Movies playing in March at the Dundee Library

Hud (not rated)
Thursday, March 17 at 6 PM
Catch a Classic at the Library: Paul Newman Films
Attend one of our classic screenings and see for yourself how nothing compares to watching movie stars such as Judy Garland, Gene Kelly, Marilyn Monroe, Jack Lemmon, or James Dean on the big screen. In our classic film series for March through May, we are focusing on the career of Paul Newman. Newman received a Best Actor nomination for his portrayal of Hud Bannon in the 1963 film Hud. Melvyn Douglas won the Oscar for Best Supporting Actor, Patricia Neal won for Best Actress, and James Wong Howe won for Best Cinematography (black and white).

Shrek Forever After (PG)
Saturday, March 19 at 2 PM
The fourth and final installment in the Shrek series.

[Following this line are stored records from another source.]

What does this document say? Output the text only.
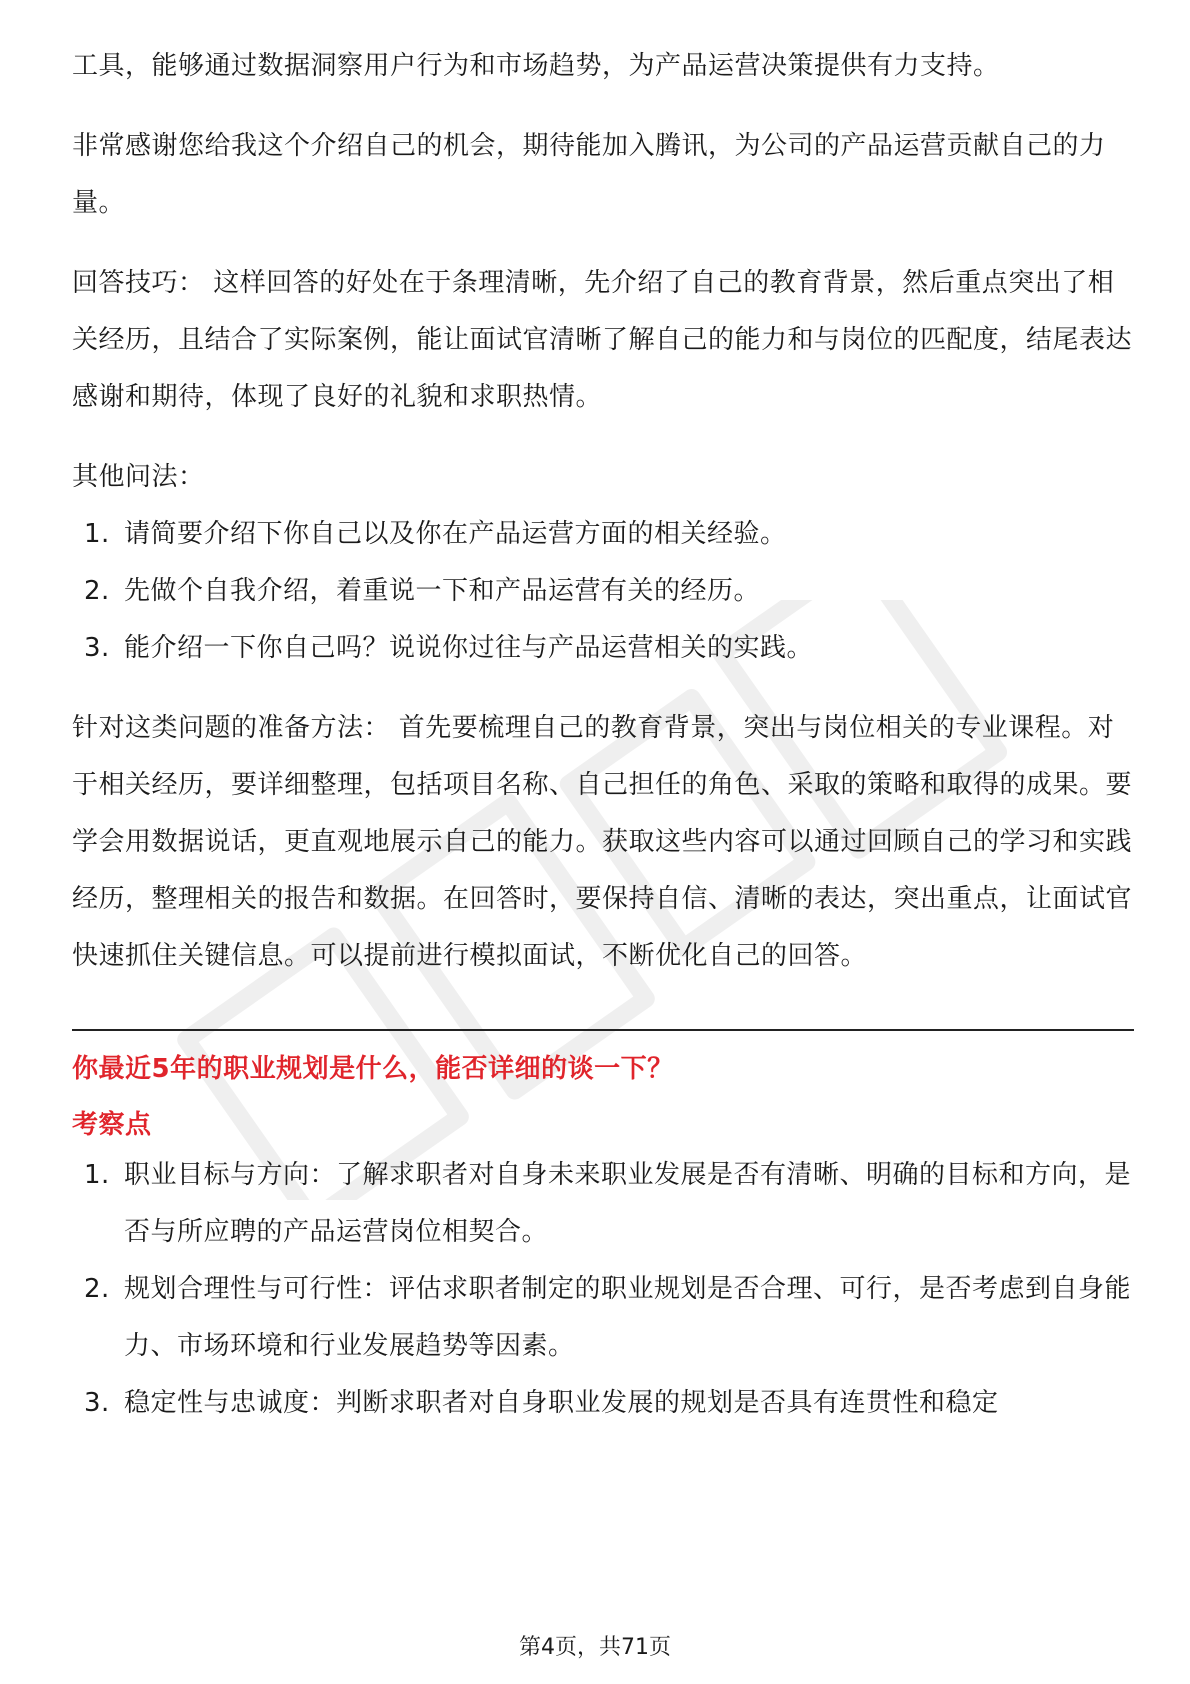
工具，能够通过数据洞察用户行为和市场趋势，为产品运营决策提供有力支持。

非常感谢您给我这个介绍自己的机会，期待能加入腾讯，为公司的产品运营贡献自己的力量。

回答技巧： 这样回答的好处在于条理清晰，先介绍了自己的教育背景，然后重点突出了相关经历，且结合了实际案例，能让面试官清晰了解自己的能力和与岗位的匹配度，结尾表达感谢和期待，体现了良好的礼貌和求职热情。

其他问法：

1. 请简要介绍下你自己以及你在产品运营方面的相关经验。
2. 先做个自我介绍，着重说一下和产品运营有关的经历。
3. 能介绍一下你自己吗？说说你过往与产品运营相关的实践。

针对这类问题的准备方法： 首先要梳理自己的教育背景，突出与岗位相关的专业课程。对于相关经历，要详细整理，包括项目名称、自己担任的角色、采取的策略和取得的成果。要学会用数据说话，更直观地展示自己的能力。获取这些内容可以通过回顾自己的学习和实践经历，整理相关的报告和数据。在回答时，要保持自信、清晰的表达，突出重点，让面试官快速抓住关键信息。可以提前进行模拟面试，不断优化自己的回答。

你最近5年的职业规划是什么，能否详细的谈一下？
考察点
1. 职业目标与方向：了解求职者对自身未来职业发展是否有清晰、明确的目标和方向，是否与所应聘的产品运营岗位相契合。
2. 规划合理性与可行性：评估求职者制定的职业规划是否合理、可行，是否考虑到自身能力、市场环境和行业发展趋势等因素。
3. 稳定性与忠诚度：判断求职者对自身职业发展的规划是否具有连贯性和稳定
第4页，共71页
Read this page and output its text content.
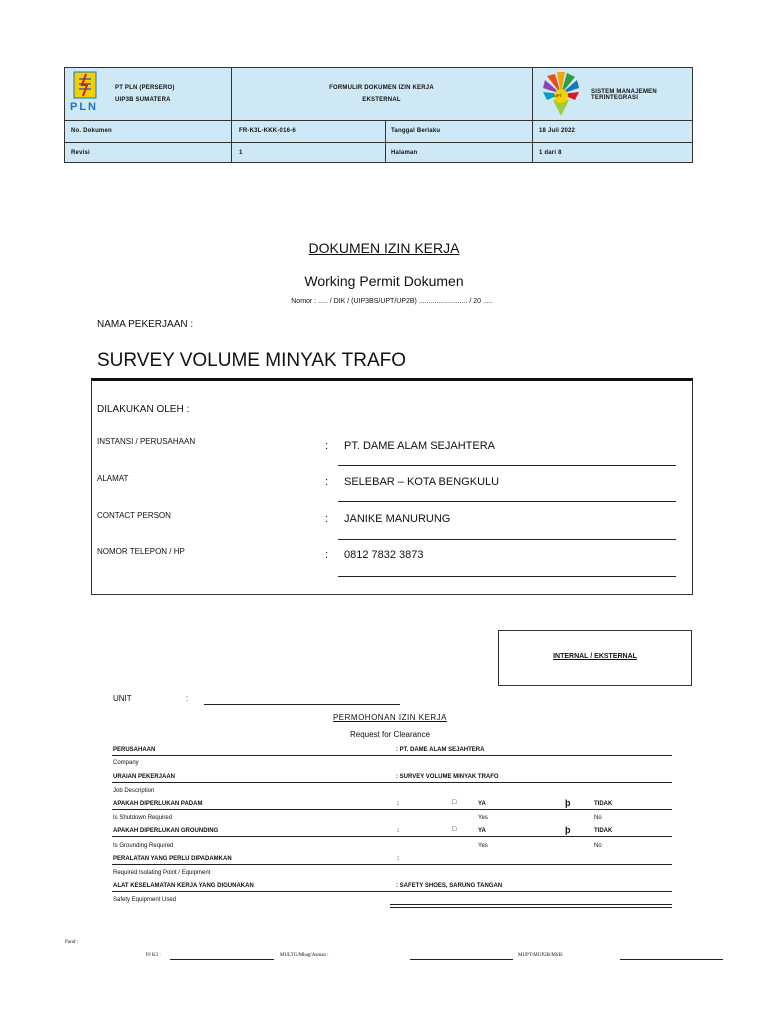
PLN
PT PLN (PERSERO)
UIP3B SUMATERA
FORMULIR DOKUMEN IZIN KERJA
EKSTERNAL
UPT
SISTEM MANAJEMEN TERINTEGRASI
No. Dokumen	FR-K3L-KKK-016-6	Tanggal Berlaku	18 Juli 2022
Revisi	1	Halaman	1 dari 8
DOKUMEN IZIN KERJA
Working Permit Dokumen
Nomor : ..... / DIK / (UIP3BS/UPT/UP2B) ......................... / 20 .....
NAMA PEKERJAAN :
SURVEY VOLUME MINYAK TRAFO
DILAKUKAN OLEH :
INSTANSI / PERUSAHAAN	: PT. DAME ALAM SEJAHTERA
ALAMAT	: SELEBAR – KOTA BENGKULU
CONTACT PERSON	: JANIKE MANURUNG
NOMOR TELEPON / HP	: 0812 7832 3873
INTERNAL / EKSTERNAL
UNIT	:
PERMOHONAN IZIN KERJA
Request for Clearance
PERUSAHAAN	: PT. DAME ALAM SEJAHTERA
Company
URAIAN PEKERJAAN	: SURVEY VOLUME MINYAK TRAFO
Job Description
APAKAH DIPERLUKAN PADAM	:	□	YA	þ	TIDAK
Is Shutdown Required	Yes	No
APAKAH DIPERLUKAN GROUNDING	:	□	YA	þ	TIDAK
Is Grounding Required	Yes	No
PERALATAN YANG PERLU DIPADAMKAN	:
Required Isolating Point / Equipment
ALAT KESELAMATAN KERJA YANG DIGUNAKAN	: SAFETY SHOES, SARUNG TANGAN
Safety Equipment Used
Paraf :
PJ K3 :	MULTG/Mbag/Asman :	MUPT/MUP2B/MSB:
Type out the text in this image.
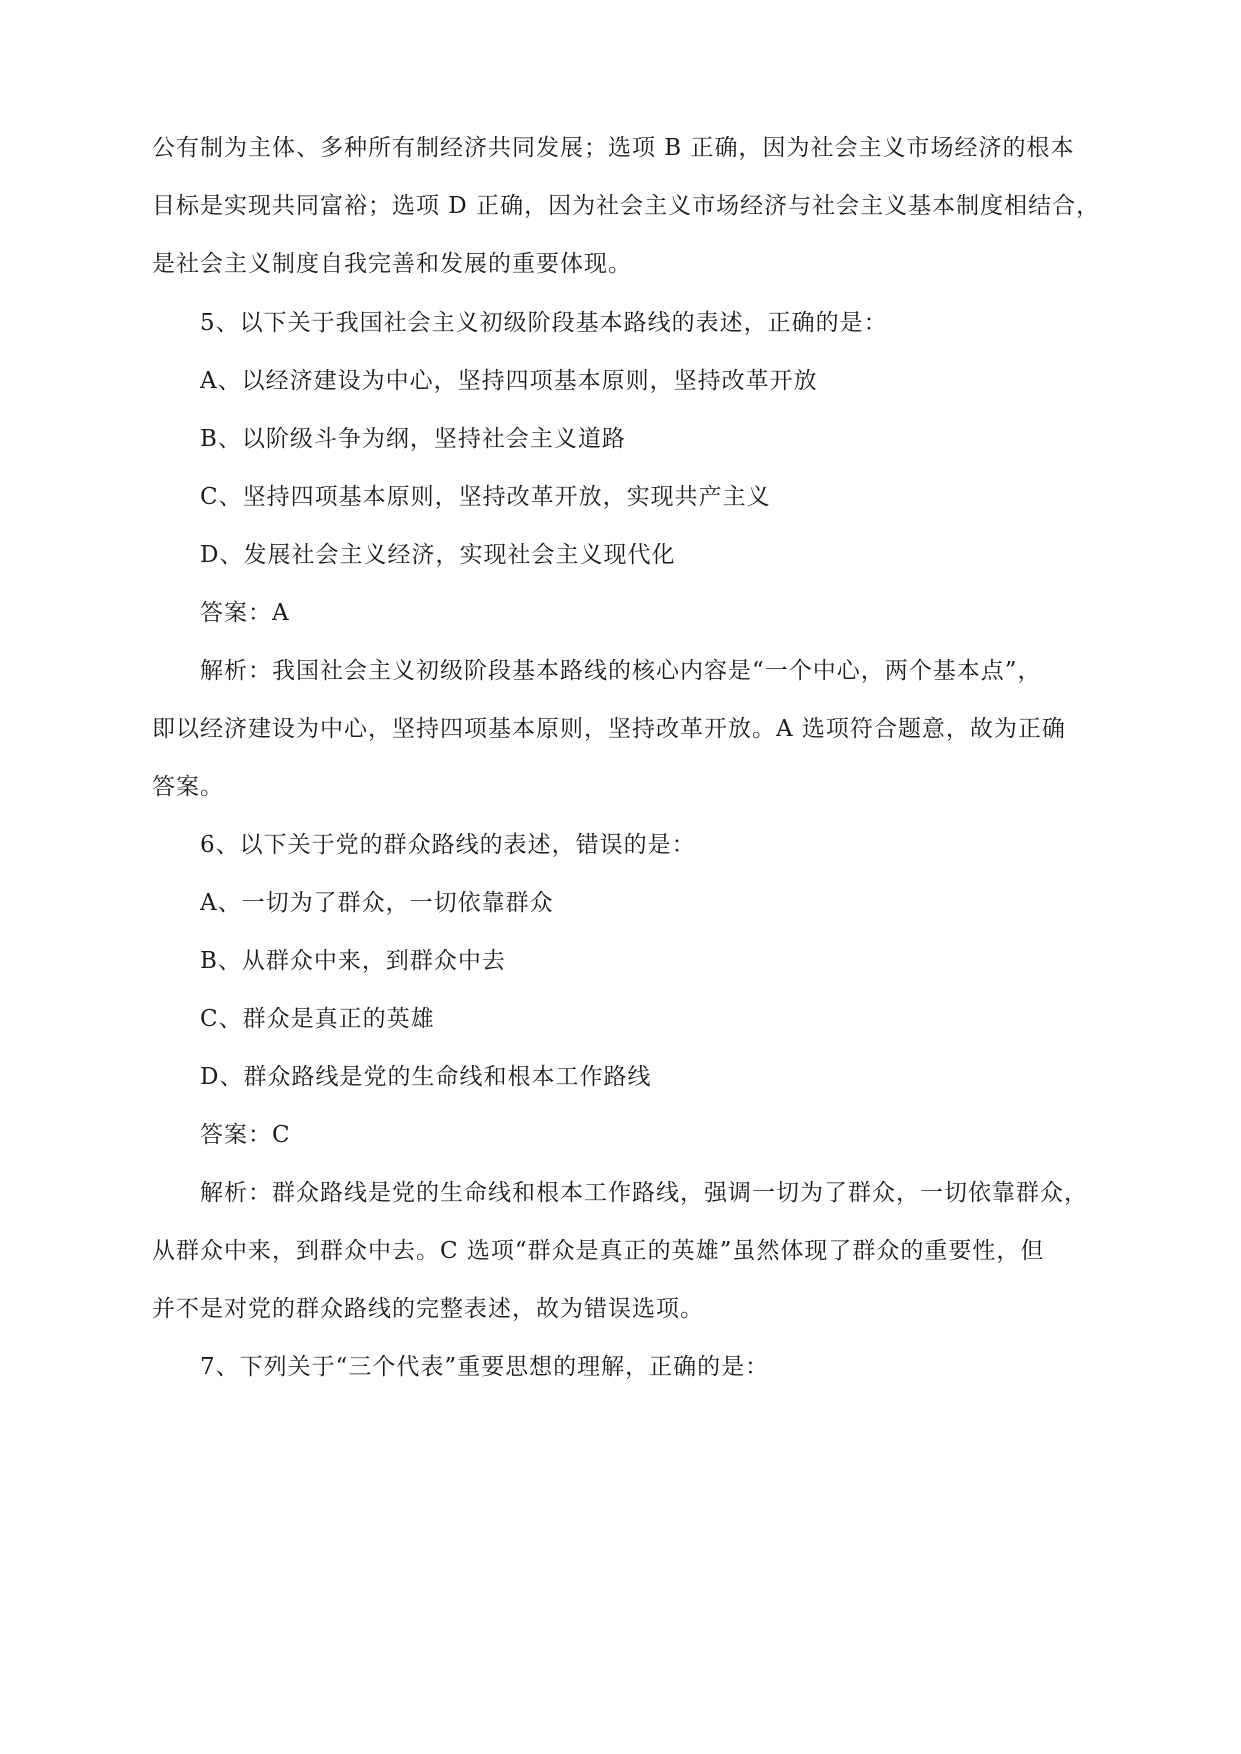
公有制为主体、多种所有制经济共同发展；选项 B 正确，因为社会主义市场经济的根本
目标是实现共同富裕；选项 D 正确，因为社会主义市场经济与社会主义基本制度相结合，
是社会主义制度自我完善和发展的重要体现。
5、以下关于我国社会主义初级阶段基本路线的表述，正确的是：
A、以经济建设为中心，坚持四项基本原则，坚持改革开放
B、以阶级斗争为纲，坚持社会主义道路
C、坚持四项基本原则，坚持改革开放，实现共产主义
D、发展社会主义经济，实现社会主义现代化
答案：A
解析：我国社会主义初级阶段基本路线的核心内容是“一个中心，两个基本点”，
即以经济建设为中心，坚持四项基本原则，坚持改革开放。A 选项符合题意，故为正确
答案。
6、以下关于党的群众路线的表述，错误的是：
A、一切为了群众，一切依靠群众
B、从群众中来，到群众中去
C、群众是真正的英雄
D、群众路线是党的生命线和根本工作路线
答案：C
解析：群众路线是党的生命线和根本工作路线，强调一切为了群众，一切依靠群众，
从群众中来，到群众中去。C 选项“群众是真正的英雄”虽然体现了群众的重要性，但
并不是对党的群众路线的完整表述，故为错误选项。
7、下列关于“三个代表”重要思想的理解，正确的是：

The Social Network (PG-13)
Wednesday, March 23 at 6 PM
Named best film of the year by countless critics associations, from the Chicago Film Critics Association to the Washington DC Area Film Critics Association, and one of ten Best Picture nominees at this year's Academy Awards. The Social Network took home Oscars for Best Adapted Screenplay (Aaron Sorkin), Best Score (Trent Reznor and Atticus Ross), and Best Editing. Featuring award-worthy performances from up-and-coming actors Jesse Eisenberg, Andrew Garfield, and Armie Hammer.

Just for Teens: Spring Break Movie Marathon
Monday, March 28 at 1:30 PM
Watch 3 movies recently released on DVD, answer movie trivia, and eat popcorn! Vote for which movies you want to watch on the Teen Blog or fill out a voting slip from the book display in the teen department.